Hill’s first significant role began as a one-liner in Judd Apatow’s The 40-Year-Old Virgin. Luckily for Hill, it rained on the day of filming, thereby canceling the day’s planned outdoor shoot. “So we said, ‘Let’s make him improvise for an hour with Catherine Keener,’ just to make him nervous,” Apatow says. “We thought it would amuse us to throw him in the cage with someone who knew what she was doing.” Apatow inserted the scene into one of Virgin’s last test screenings. “We put it in just to test his likeability, and it just killed. So we left it all in.”

Hill had created a comic persona that he still uses in movies like The Sitter. “Some people cover for insecurity by being really loud and hostile,” Apatow says. “That’s what we loved about Jonah in Knocked Up and Superbad. He’s evolving as an actor into something different”—in dramas like Moneyball and Cyrus—“but the earliest, funniest version of Jonah is the cocky nerd.”
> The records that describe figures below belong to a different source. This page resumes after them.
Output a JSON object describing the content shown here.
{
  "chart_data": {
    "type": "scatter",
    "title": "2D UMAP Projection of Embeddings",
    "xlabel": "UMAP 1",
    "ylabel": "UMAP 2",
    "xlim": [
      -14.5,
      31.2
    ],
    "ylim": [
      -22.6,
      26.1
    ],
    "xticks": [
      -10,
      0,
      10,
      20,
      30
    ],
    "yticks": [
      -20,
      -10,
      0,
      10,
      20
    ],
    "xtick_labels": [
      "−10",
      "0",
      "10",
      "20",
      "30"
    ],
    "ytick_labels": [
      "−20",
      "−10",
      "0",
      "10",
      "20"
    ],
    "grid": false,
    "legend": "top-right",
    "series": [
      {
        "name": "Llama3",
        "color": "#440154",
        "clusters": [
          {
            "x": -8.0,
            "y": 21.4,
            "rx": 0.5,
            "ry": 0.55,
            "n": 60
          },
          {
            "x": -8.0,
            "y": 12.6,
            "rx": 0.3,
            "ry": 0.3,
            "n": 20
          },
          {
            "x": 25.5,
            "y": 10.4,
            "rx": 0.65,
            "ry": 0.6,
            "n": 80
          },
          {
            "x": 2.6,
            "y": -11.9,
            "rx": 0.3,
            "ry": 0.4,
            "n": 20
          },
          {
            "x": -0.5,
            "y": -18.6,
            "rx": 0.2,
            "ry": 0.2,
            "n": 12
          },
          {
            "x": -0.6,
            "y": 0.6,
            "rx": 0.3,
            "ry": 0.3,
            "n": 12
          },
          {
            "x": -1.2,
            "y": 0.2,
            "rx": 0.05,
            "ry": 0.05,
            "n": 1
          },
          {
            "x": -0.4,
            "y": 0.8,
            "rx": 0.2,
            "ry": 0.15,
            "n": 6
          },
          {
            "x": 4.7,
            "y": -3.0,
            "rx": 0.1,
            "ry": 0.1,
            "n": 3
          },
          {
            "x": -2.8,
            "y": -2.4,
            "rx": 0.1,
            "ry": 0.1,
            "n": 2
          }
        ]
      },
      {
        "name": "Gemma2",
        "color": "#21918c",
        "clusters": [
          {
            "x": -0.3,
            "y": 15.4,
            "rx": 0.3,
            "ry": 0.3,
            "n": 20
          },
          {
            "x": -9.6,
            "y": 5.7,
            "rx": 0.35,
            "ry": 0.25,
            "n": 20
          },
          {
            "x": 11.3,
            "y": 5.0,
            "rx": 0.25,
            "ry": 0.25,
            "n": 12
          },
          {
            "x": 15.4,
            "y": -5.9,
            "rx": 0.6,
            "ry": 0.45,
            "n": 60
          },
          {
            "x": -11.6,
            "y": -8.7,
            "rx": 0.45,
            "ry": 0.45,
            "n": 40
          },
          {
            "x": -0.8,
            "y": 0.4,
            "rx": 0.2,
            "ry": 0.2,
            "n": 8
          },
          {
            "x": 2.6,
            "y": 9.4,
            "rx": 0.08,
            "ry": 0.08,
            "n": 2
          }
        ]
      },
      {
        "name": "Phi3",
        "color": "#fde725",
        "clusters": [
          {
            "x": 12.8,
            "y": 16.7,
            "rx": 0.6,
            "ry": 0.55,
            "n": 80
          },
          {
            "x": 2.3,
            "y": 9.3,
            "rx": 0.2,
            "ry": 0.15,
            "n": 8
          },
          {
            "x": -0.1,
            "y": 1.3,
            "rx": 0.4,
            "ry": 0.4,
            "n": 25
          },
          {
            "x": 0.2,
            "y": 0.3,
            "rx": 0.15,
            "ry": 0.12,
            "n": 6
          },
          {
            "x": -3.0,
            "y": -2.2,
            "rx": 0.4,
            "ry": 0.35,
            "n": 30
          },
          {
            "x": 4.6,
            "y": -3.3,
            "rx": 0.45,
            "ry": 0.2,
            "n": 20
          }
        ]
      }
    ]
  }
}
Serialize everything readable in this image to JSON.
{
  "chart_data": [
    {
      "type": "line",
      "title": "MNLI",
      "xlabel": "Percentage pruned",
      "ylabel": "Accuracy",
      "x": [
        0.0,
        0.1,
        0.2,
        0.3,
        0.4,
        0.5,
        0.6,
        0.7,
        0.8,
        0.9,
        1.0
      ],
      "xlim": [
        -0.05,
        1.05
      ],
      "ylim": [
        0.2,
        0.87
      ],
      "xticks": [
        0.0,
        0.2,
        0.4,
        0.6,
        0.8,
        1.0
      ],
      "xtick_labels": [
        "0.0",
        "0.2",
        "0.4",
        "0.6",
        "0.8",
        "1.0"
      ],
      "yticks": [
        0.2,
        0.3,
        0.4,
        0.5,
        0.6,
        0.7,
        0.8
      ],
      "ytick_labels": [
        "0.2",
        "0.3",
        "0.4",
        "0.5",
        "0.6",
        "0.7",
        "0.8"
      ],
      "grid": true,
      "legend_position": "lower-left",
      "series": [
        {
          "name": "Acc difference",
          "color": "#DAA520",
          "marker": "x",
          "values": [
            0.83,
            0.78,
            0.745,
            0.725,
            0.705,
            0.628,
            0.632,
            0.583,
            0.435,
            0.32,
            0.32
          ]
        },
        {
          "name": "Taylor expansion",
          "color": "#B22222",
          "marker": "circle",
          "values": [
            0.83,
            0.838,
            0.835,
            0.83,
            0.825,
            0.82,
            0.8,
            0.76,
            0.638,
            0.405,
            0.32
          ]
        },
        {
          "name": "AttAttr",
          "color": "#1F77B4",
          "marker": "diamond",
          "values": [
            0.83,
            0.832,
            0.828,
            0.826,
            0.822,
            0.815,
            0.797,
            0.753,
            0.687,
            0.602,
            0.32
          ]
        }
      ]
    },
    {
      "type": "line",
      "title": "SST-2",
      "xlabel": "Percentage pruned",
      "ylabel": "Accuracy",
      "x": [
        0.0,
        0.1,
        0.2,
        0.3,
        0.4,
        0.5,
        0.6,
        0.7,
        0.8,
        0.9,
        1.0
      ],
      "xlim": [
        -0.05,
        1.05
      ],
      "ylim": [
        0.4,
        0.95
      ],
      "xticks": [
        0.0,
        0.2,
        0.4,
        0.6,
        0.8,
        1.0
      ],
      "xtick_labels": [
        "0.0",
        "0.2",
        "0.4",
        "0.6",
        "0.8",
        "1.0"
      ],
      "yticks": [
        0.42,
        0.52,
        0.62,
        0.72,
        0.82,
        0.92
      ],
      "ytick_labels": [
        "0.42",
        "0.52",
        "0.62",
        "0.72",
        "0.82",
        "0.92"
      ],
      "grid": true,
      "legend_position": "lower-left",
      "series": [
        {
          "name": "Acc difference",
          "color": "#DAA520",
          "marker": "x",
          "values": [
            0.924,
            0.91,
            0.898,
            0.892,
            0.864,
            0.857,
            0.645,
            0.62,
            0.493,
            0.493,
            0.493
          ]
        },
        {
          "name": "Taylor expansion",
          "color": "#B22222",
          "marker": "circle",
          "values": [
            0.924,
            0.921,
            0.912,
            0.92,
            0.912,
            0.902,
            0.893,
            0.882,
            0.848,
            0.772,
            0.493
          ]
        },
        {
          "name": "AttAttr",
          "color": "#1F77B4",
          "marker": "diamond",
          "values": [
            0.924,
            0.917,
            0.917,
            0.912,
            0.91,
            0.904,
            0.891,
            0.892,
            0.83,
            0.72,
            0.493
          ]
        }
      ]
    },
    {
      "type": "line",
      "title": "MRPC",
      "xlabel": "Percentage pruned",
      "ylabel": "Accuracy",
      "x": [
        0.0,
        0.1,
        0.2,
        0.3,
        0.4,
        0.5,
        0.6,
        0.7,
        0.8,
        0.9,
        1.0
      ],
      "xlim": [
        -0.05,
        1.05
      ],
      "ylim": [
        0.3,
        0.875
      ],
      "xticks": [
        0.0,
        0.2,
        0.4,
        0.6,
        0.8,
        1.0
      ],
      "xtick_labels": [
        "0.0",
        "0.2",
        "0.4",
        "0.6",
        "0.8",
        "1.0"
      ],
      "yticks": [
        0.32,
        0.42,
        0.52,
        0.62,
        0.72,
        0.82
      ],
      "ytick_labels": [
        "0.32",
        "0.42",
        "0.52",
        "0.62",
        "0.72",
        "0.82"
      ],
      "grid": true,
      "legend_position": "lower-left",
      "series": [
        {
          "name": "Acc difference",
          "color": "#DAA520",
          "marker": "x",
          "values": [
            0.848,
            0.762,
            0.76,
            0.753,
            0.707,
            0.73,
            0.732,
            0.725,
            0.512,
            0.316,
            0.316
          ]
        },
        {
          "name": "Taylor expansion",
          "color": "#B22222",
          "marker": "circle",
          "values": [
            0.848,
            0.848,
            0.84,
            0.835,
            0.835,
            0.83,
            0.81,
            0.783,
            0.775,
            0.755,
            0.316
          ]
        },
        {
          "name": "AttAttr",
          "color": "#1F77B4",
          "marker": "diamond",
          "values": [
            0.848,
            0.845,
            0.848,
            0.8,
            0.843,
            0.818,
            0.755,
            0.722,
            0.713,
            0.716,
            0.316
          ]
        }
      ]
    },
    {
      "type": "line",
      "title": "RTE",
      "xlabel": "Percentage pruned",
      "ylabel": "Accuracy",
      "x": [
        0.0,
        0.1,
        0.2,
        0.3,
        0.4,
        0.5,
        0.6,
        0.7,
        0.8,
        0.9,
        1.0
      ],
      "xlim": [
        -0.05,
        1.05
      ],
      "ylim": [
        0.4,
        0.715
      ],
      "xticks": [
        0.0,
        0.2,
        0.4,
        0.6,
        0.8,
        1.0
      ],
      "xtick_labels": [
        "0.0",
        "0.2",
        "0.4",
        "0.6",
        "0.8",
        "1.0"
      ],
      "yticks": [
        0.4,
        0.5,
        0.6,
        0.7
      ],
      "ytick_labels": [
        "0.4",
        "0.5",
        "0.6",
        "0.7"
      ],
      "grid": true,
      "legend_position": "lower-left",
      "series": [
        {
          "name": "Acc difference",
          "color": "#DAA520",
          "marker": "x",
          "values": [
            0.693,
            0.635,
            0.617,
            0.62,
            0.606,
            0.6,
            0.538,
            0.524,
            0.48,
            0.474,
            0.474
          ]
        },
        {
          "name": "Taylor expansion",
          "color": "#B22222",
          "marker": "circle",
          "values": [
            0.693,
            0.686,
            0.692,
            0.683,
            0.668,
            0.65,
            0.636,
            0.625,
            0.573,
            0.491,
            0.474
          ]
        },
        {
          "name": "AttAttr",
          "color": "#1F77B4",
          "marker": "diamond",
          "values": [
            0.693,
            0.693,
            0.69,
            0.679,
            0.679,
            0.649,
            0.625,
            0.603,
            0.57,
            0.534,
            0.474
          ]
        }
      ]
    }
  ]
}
The cocky nerd in 2007’s Superbad was Hill’s breakthrough role; even now, he can only hang out with his good friend and Superbad costar Michael Cera in someone’s house or office. Otherwise, crowds form. (“It’s like Beatlemania,” Hill says. “It’s unmanageable.”) After the movie hit, he helped write Sacha Baron Cohen’s Bruno. “I turned down a lot of stuff,” Hill says. “I was afraid to be the lead in a movie again. I kept thinking, ‘It’s not going to be Superbad.’ I don’t feel that fear anymore.”

He considered taking another long break from performing to focus on writing (he co-created the new Fox animated series Allen Gregory) and try to direct a movie. At 27, he was kind of burned out. “I felt like what I was doing with Judd was so punk rock and so alternative,” he says. “But it’s been copied many times. I’ve copied it so many times.” Moneyball made him interested in acting again; so did the idea of resurrecting the comedic persona he got scared of doing after Superbad. “His comedy comes from being a low-status person who behaves like a high-status person,” says Phil Lord, who is co-directing 21 Jump Street with Chris Miller. “There’s a real confidence there, so it comes across as someone who doesn’t give a damn and he’s really crude. But in fact he’s this incredibly polite person.”

Still, I worried if he was polite enough to babysit my two-year-old. Miller assured me that Hill has a two-year-old nephew he spends a lot of time with, and the kid seems unharmed. “My wife brought our two-and-a-half-year-old to the mixing stage a few days ago,” Miller told me. “He looks up on the screen, and Jonah is saying, ‘C—s—ing worst best friend ever” over and over. My son lights up and says, ‘Jonah!’ He was super-excited.”

Lord doesn’t have kids, but he also thought my son would be fine if he was left alone with Hill. “It will broaden your kid intellectually,” Lord says. “He’ll have a breadth of experience that he’s never had before, but he’ll be so blackout drunk that he’ll never remember.” There was no alcohol intake, according to the nanny cam that we set up. Though he did give my child a Popsicle at 10:30 in the morning.